NPR Pisses Off Trump Supporters By Tweeting the Declaration of Independence
Photos by Dan Kitwood/Getty, Chip Somodevilla/Getty
We’re sure that NPR’s intention when they tweeted the entirety of the Declaration of Independence yesterday was to fill some space while most everyone was out of office for Fourth of July festivities. What resulted, however, was an Internet gang of Trump supporters who saw the tweets as a threat to their king and even implied that the most docile news organization in existence was trying to start a revolution with tweets like the below.
A Prince whose character is thus marked by every act which may define a Tyrant, is unfit to be the ruler of a free people.
— NPR (@NPR) July 4, 2017
While Trump continues to retract pretty much every promise he made during his campaign, MAGA diehards are closing their eyes and pretending the top of the economic food chain isn’t pulling all of the strings. Still, we have to hand it to them; they’re ride-or-die for their man, even if it means being disgusted with the document that the United States was founded on.

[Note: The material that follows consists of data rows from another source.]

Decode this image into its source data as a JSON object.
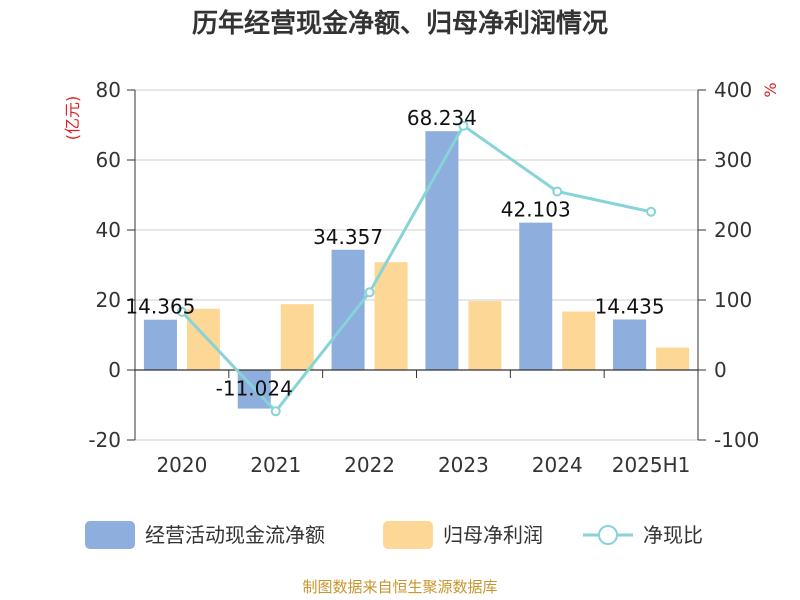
{
  "chart_data": {
    "type": "bar",
    "title": "历年经营现金净额、归母净利润情况",
    "categories": [
      "2020",
      "2021",
      "2022",
      "2023",
      "2024",
      "2025H1"
    ],
    "left_axis": {
      "unit": "(亿元)",
      "ylim": [
        -20,
        80
      ],
      "ticks": [
        -20,
        0,
        20,
        40,
        60,
        80
      ]
    },
    "right_axis": {
      "unit": "%",
      "ylim": [
        -100,
        400
      ],
      "ticks": [
        -100,
        0,
        100,
        200,
        300,
        400
      ]
    },
    "series": [
      {
        "name": "经营活动现金流净额",
        "type": "bar",
        "axis": "left",
        "color": "#8eaedd",
        "values": [
          14.365,
          -11.024,
          34.357,
          68.234,
          42.103,
          14.435
        ],
        "labels": [
          "14.365",
          "-11.024",
          "34.357",
          "68.234",
          "42.103",
          "14.435"
        ]
      },
      {
        "name": "归母净利润",
        "type": "bar",
        "axis": "left",
        "color": "#fdd796",
        "values": [
          17.5,
          18.8,
          30.8,
          19.7,
          16.7,
          6.4
        ]
      },
      {
        "name": "净现比",
        "type": "line",
        "axis": "right",
        "color": "#86d3d8",
        "values": [
          83,
          -59,
          111,
          349,
          255,
          226
        ]
      }
    ],
    "legend_position": "bottom",
    "grid": true
  },
  "footer": {
    "source": "制图数据来自恒生聚源数据库"
  }
}
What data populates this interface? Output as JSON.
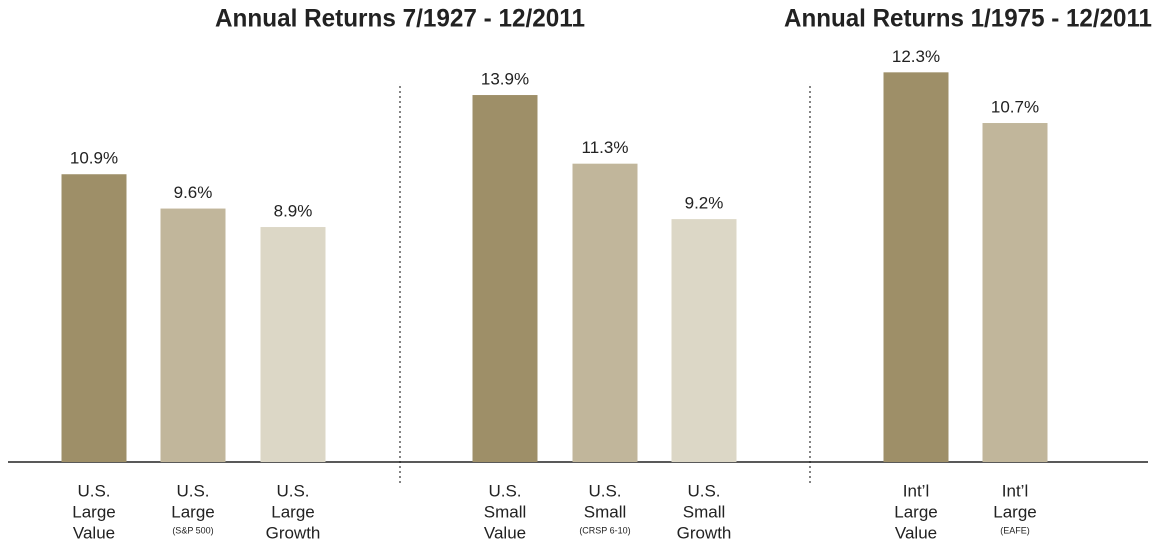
{
  "chart_data": {
    "type": "bar",
    "panels": [
      {
        "title": "Annual Returns 7/1927 - 12/2011",
        "categories": [
          [
            "U.S.",
            "Large",
            "Value"
          ],
          [
            "U.S.",
            "Large"
          ],
          [
            "U.S.",
            "Large",
            "Growth"
          ],
          [
            "U.S.",
            "Small",
            "Value"
          ],
          [
            "U.S.",
            "Small"
          ],
          [
            "U.S.",
            "Small",
            "Growth"
          ]
        ],
        "notes": [
          null,
          "(S&P 500)",
          null,
          null,
          "(CRSP 6-10)",
          null
        ],
        "values": [
          10.9,
          9.6,
          8.9,
          13.9,
          11.3,
          9.2
        ],
        "value_labels": [
          "10.9%",
          "9.6%",
          "8.9%",
          "13.9%",
          "11.3%",
          "9.2%"
        ],
        "colors": [
          "#9e8f68",
          "#c1b69b",
          "#dcd7c6",
          "#9e8f68",
          "#c1b69b",
          "#dcd7c6"
        ],
        "ylim": [
          0,
          15
        ]
      },
      {
        "title": "Annual Returns 1/1975 - 12/2011",
        "categories": [
          [
            "Int’l",
            "Large",
            "Value"
          ],
          [
            "Int’l",
            "Large"
          ]
        ],
        "notes": [
          null,
          "(EAFE)"
        ],
        "values": [
          12.3,
          10.7
        ],
        "value_labels": [
          "12.3%",
          "10.7%"
        ],
        "colors": [
          "#9e8f68",
          "#c1b69b"
        ],
        "ylim": [
          0,
          12.5
        ]
      }
    ]
  }
}
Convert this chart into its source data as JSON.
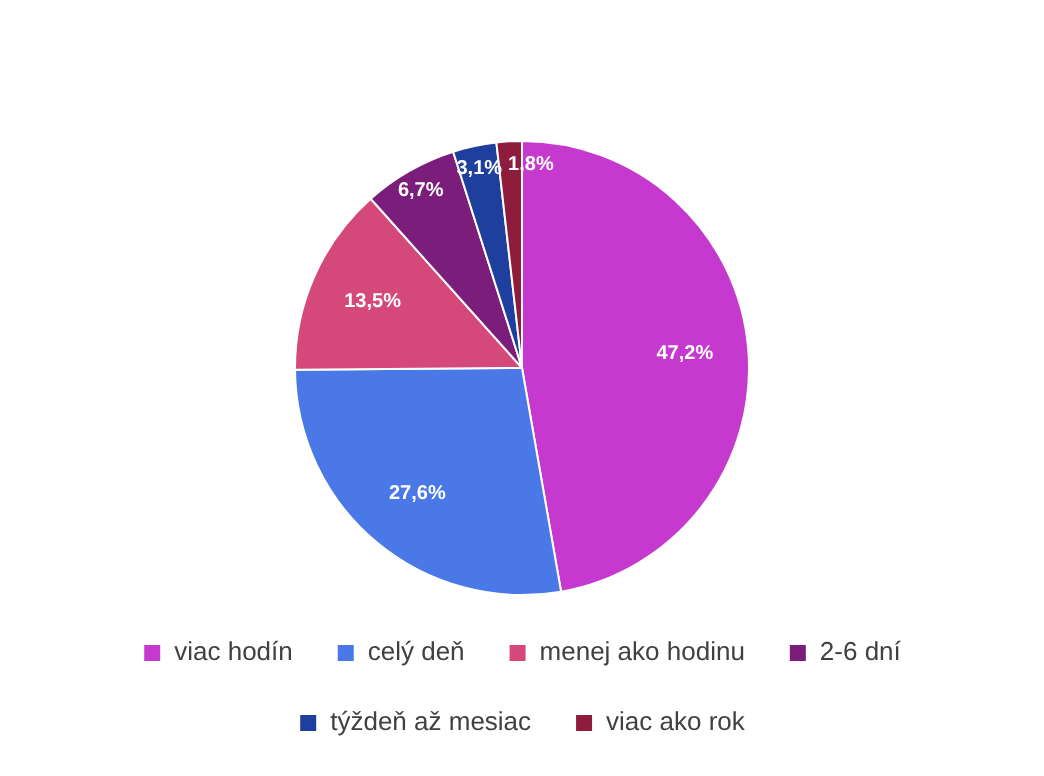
{
  "chart_data": {
    "type": "pie",
    "categories": [
      "viac hodín",
      "celý deň",
      "menej ako hodinu",
      "2-6 dní",
      "týždeň až mesiac",
      "viac ako rok"
    ],
    "values": [
      47.2,
      27.6,
      13.5,
      6.7,
      3.1,
      1.8
    ],
    "colors": [
      "#c639cf",
      "#4a78e6",
      "#d4497a",
      "#7b1d7b",
      "#1f3f9e",
      "#8e1c3c"
    ],
    "value_labels": [
      "47,2%",
      "27,6%",
      "13,5%",
      "6,7%",
      "3,1%",
      "1,8%"
    ],
    "legend": "bottom"
  }
}
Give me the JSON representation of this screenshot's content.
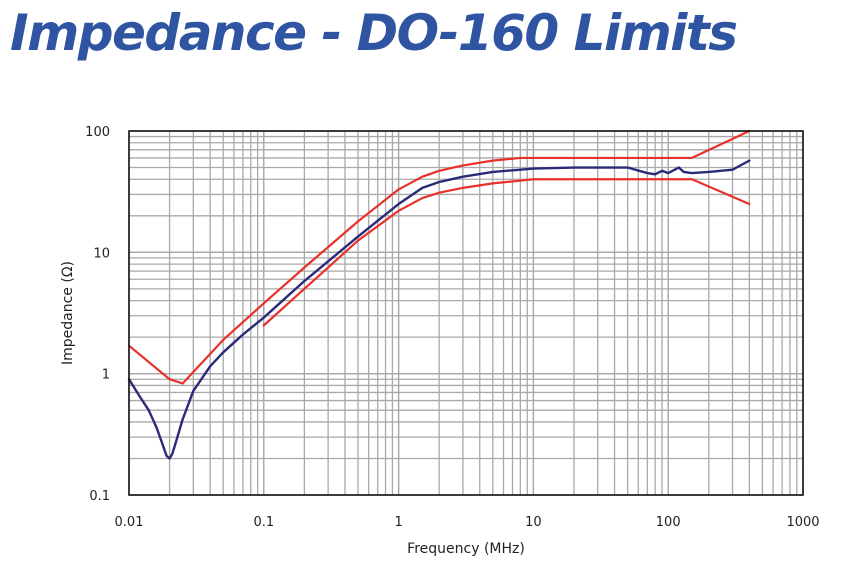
{
  "title": "Impedance - DO-160 Limits",
  "chart_data": {
    "type": "line",
    "title": "Impedance - DO-160 Limits",
    "xlabel": "Frequency (MHz)",
    "ylabel": "Impedance (Ω)",
    "x_scale": "log",
    "y_scale": "log",
    "xlim": [
      0.01,
      1000
    ],
    "ylim": [
      0.1,
      100
    ],
    "x_ticks": [
      "0.01",
      "0.1",
      "1",
      "10",
      "100",
      "1000"
    ],
    "y_ticks": [
      "0.1",
      "1",
      "10",
      "100"
    ],
    "grid": true,
    "colors": {
      "measured": "#2b2a78",
      "limits": "#e8312a",
      "grid": "#a9a9a9"
    },
    "series": [
      {
        "role": "upper-limit",
        "x": [
          0.01,
          0.02,
          0.025,
          0.05,
          0.1,
          0.2,
          0.5,
          1,
          1.5,
          2,
          3,
          5,
          8,
          10,
          20,
          50,
          100,
          150,
          400
        ],
        "y": [
          1.7,
          0.9,
          0.83,
          1.9,
          3.8,
          7.5,
          18,
          33,
          42,
          47,
          52,
          57,
          60,
          60,
          60,
          60,
          60,
          60,
          100
        ]
      },
      {
        "role": "lower-limit",
        "x": [
          0.1,
          0.2,
          0.5,
          1,
          1.5,
          2,
          3,
          5,
          10,
          20,
          50,
          100,
          150,
          400
        ],
        "y": [
          2.5,
          5,
          12.5,
          22,
          28,
          31,
          34,
          37,
          40,
          40,
          40,
          40,
          40,
          25
        ]
      },
      {
        "role": "measured",
        "x": [
          0.01,
          0.012,
          0.014,
          0.016,
          0.018,
          0.019,
          0.02,
          0.021,
          0.022,
          0.025,
          0.03,
          0.04,
          0.05,
          0.07,
          0.1,
          0.2,
          0.5,
          1,
          1.5,
          2,
          3,
          5,
          8,
          10,
          20,
          50,
          70,
          80,
          90,
          100,
          120,
          130,
          150,
          200,
          300,
          400
        ],
        "y": [
          0.9,
          0.65,
          0.5,
          0.36,
          0.25,
          0.21,
          0.2,
          0.22,
          0.26,
          0.42,
          0.72,
          1.15,
          1.5,
          2.1,
          2.9,
          5.8,
          13.5,
          25,
          34,
          38,
          42,
          46,
          48,
          49,
          50,
          50,
          45,
          44,
          47,
          45,
          50,
          46,
          45,
          46,
          48,
          57
        ]
      }
    ]
  }
}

When you’re triggered by the Declaration of Independence bc you want so badly to submit to King Donald the Doll-Handed…. pic.twitter.com/aEyLEu24Qc
— Alexandra ???? (@AlexandraAimee) July 4, 2017
The irony is not lost that their slogan implies that they want to get back to core American ideals; is there anything as quintessentially American as the Declaration of Independence? One Twitter user even went so far as to label the tweets “propaganda,” which, given MAGA warriors’ use of patriotism and nationalism as the main pillars of their beliefs, is so painfully oblivious we kind of wish it was satire.
there’s nothing more american than getting pissed because you think the declaration of independence is shitting on the president pic.twitter.com/gkWSTR8SIY
— Goth Ms. Frizzle (@spookperson) July 4, 2017
If you want a good laugh, picture Tom Ashbrook calmly reciting the tweets as an angry mob of Trump supporters picket next to him, telling him he’s un-American. Jefferson and Adams would be proud.